Within the clubby world of directors, communicating with shareholders is overtly frowned upon: “We endorse the principle that direct engagement involving directors should not be a routine method of engagement for most US companies and for most investors,” says the Conference Board Governance Center Task Force on Corporate/Investor Engagement.
That’s why it was so unusual for the chairmen of 1,000 large US public companies to receive a letter this month from a group of shareholders representing more than $10 trillion in assets with a demand: Talk to us. The letter, signed by representatives of some of the biggest investment groups, insisted that boards open up.
“Engagement between public company directors and their company’s shareholders is an idea whose time has come,” wrote the group, known as the Shareholder-Director Exchange. “We believe that US public companies, in consultation with management, should consider formally adopting a policy providing for shareholder-director engagement.”
What was uncommon about the letter was that it came not from activist investors like Carl Icahn or William Ackman, but from institutional investors that until recently had traditionally supported whatever a company’s board recommended. Now, those investors want a dialogue.
The reason boards have long shunned speaking with investors is multifaceted. Management usually have meetings with the company’s biggest shareholders. Some directors avoid meetings, worried about speaking with one voice. Most don’t consider it their responsibility. Some are anxious about accidentally disclosing sensitive information.
Insecure executives
Some chief executives are insecure and don’t want shareholders to get too close to their boards for fear they will have undue influence. After all, most directors rely directly on management and their presentations to understand what’s going on inside the company and what shareholders think. And then there is this: “Many top executives seem to think that board members cannot be trusted with such interactions,” according to the Harvard Business Review. “Yet if directors cannot be trusted to meet with and listen to shareholders, how can they be expected to competently govern a corporation?”

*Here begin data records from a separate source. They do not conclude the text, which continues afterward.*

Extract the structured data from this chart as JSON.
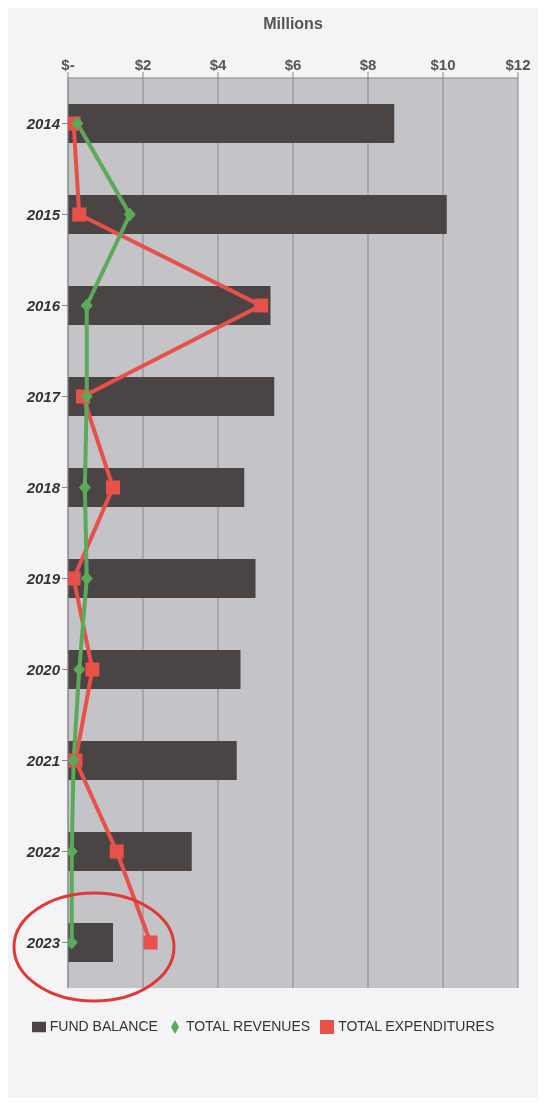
{
  "chart_data": {
    "type": "bar",
    "orientation": "horizontal",
    "xlabel": "Millions",
    "categories": [
      "2014",
      "2015",
      "2016",
      "2017",
      "2018",
      "2019",
      "2020",
      "2021",
      "2022",
      "2023"
    ],
    "series": [
      {
        "name": "FUND BALANCE",
        "color": "#4a4444",
        "values": [
          8.7,
          10.1,
          5.4,
          5.5,
          4.7,
          5.0,
          4.6,
          4.5,
          3.3,
          1.2
        ]
      },
      {
        "name": "TOTAL REVENUES",
        "type": "line",
        "marker": "diamond",
        "color": "#5aaa5a",
        "values": [
          0.25,
          1.65,
          0.5,
          0.5,
          0.45,
          0.5,
          0.3,
          0.15,
          0.1,
          0.1
        ]
      },
      {
        "name": "TOTAL EXPENDITURES",
        "type": "line",
        "marker": "square",
        "color": "#e8504a",
        "values": [
          0.15,
          0.3,
          5.15,
          0.4,
          1.2,
          0.15,
          0.65,
          0.2,
          1.3,
          2.2
        ]
      }
    ],
    "xlim": [
      0,
      12
    ],
    "xticks": [
      {
        "value": 0,
        "label": "$-"
      },
      {
        "value": 2,
        "label": "$2"
      },
      {
        "value": 4,
        "label": "$4"
      },
      {
        "value": 6,
        "label": "$6"
      },
      {
        "value": 8,
        "label": "$8"
      },
      {
        "value": 10,
        "label": "$10"
      },
      {
        "value": 12,
        "label": "$12"
      }
    ],
    "grid": "x",
    "legend": "bottom"
  }
}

The Shareholder-Director Exchange – created by law firm Cadwalader, Wickersham & Taft and the corporate advisory firms Teneo and Tapestry Networks – has drafted what it is calling the SDX Protocol, a series of guidelines it hopes public companies will adopt and publish to determine when shareholder and director engagement is appropriate.

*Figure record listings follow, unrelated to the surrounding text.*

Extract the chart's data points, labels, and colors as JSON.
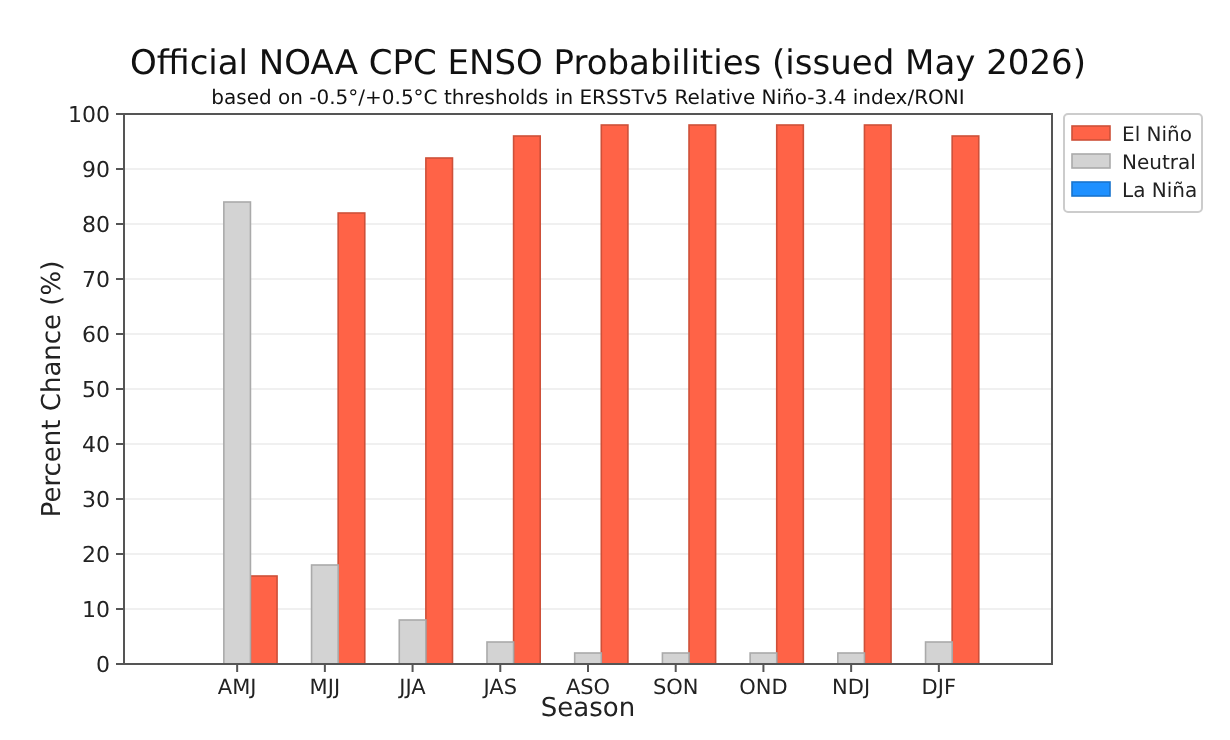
{
  "chart_data": {
    "type": "bar",
    "title": "Official NOAA CPC ENSO Probabilities (issued May 2026)",
    "subtitle": "based on -0.5°/+0.5°C thresholds in ERSSTv5 Relative Niño-3.4 index/RONI",
    "xlabel": "Season",
    "ylabel": "Percent Chance (%)",
    "categories": [
      "AMJ",
      "MJJ",
      "JJA",
      "JAS",
      "ASO",
      "SON",
      "OND",
      "NDJ",
      "DJF"
    ],
    "series": [
      {
        "name": "El Niño",
        "color": "#ff6347",
        "values": [
          16,
          82,
          92,
          96,
          98,
          98,
          98,
          98,
          96
        ]
      },
      {
        "name": "Neutral",
        "color": "#d3d3d3",
        "values": [
          84,
          18,
          8,
          4,
          2,
          2,
          2,
          2,
          4
        ]
      },
      {
        "name": "La Niña",
        "color": "#1e90ff",
        "values": [
          0,
          0,
          0,
          0,
          0,
          0,
          0,
          0,
          0
        ]
      }
    ],
    "ylim": [
      0,
      100
    ],
    "yticks": [
      0,
      10,
      20,
      30,
      40,
      50,
      60,
      70,
      80,
      90,
      100
    ],
    "grid": "y",
    "legend": "top right"
  }
}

The guidelines suggest that companies decide under what circumstances a shareholder’s request to meet with directors should be granted: to discuss the board’s composition or management performance, for example. The point is that companies should decide, in advance and transparently, how they plan to communicate directly with shareholders long before a proxy fight were to develop.

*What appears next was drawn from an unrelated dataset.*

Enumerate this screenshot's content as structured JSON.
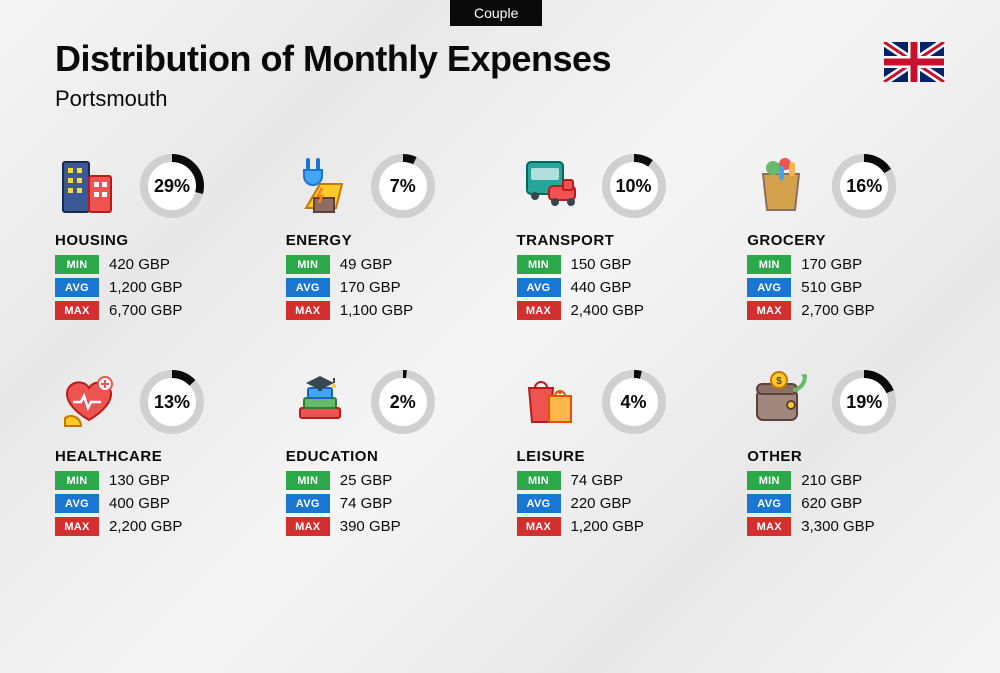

Of course, there is a potential downside: if a board becomes too enamoured with a particular view from a set of shareholders, it could lead to short-term thinking that undermines long-term performance.
A new study by the Institute for Governance of Private and Public Organisations determined that “the most generous conclusion one may reach from these empirical studies has to be that ‘activist’ hedge funds create some short-term wealth for some shareholders as a result of investors . . . jumping in the stock of targeted companies.”
There is also the problem of unfair access. Large investors might have access small investors almost certainly won’t.
Lack of interest
There is, oddly enough, a counterintuitive reason that shareholders and directors don't speak. The shareholders, despite saying they want a dialogue, actually aren't interested. According to Tapestry Networks, at a conference, a member of Nestlé's executive board, David Frick, "talked about a programme to invite its largest shareholders to meet with the chairman . . . He said shareholders had either declined or simply didn't turn up to the meetings."
Even so, last year’s proxy season showed that only a quarter of the companies in the S&P 500-stock index “publicly reported engagement efforts or policies in their proxy statements,” according to the Shareholder-Director Exchange.
It would seem that some form of engagement from directors with shareholders would go a long way toward helping boards work on behalf of all shareholders rather just the most vocal.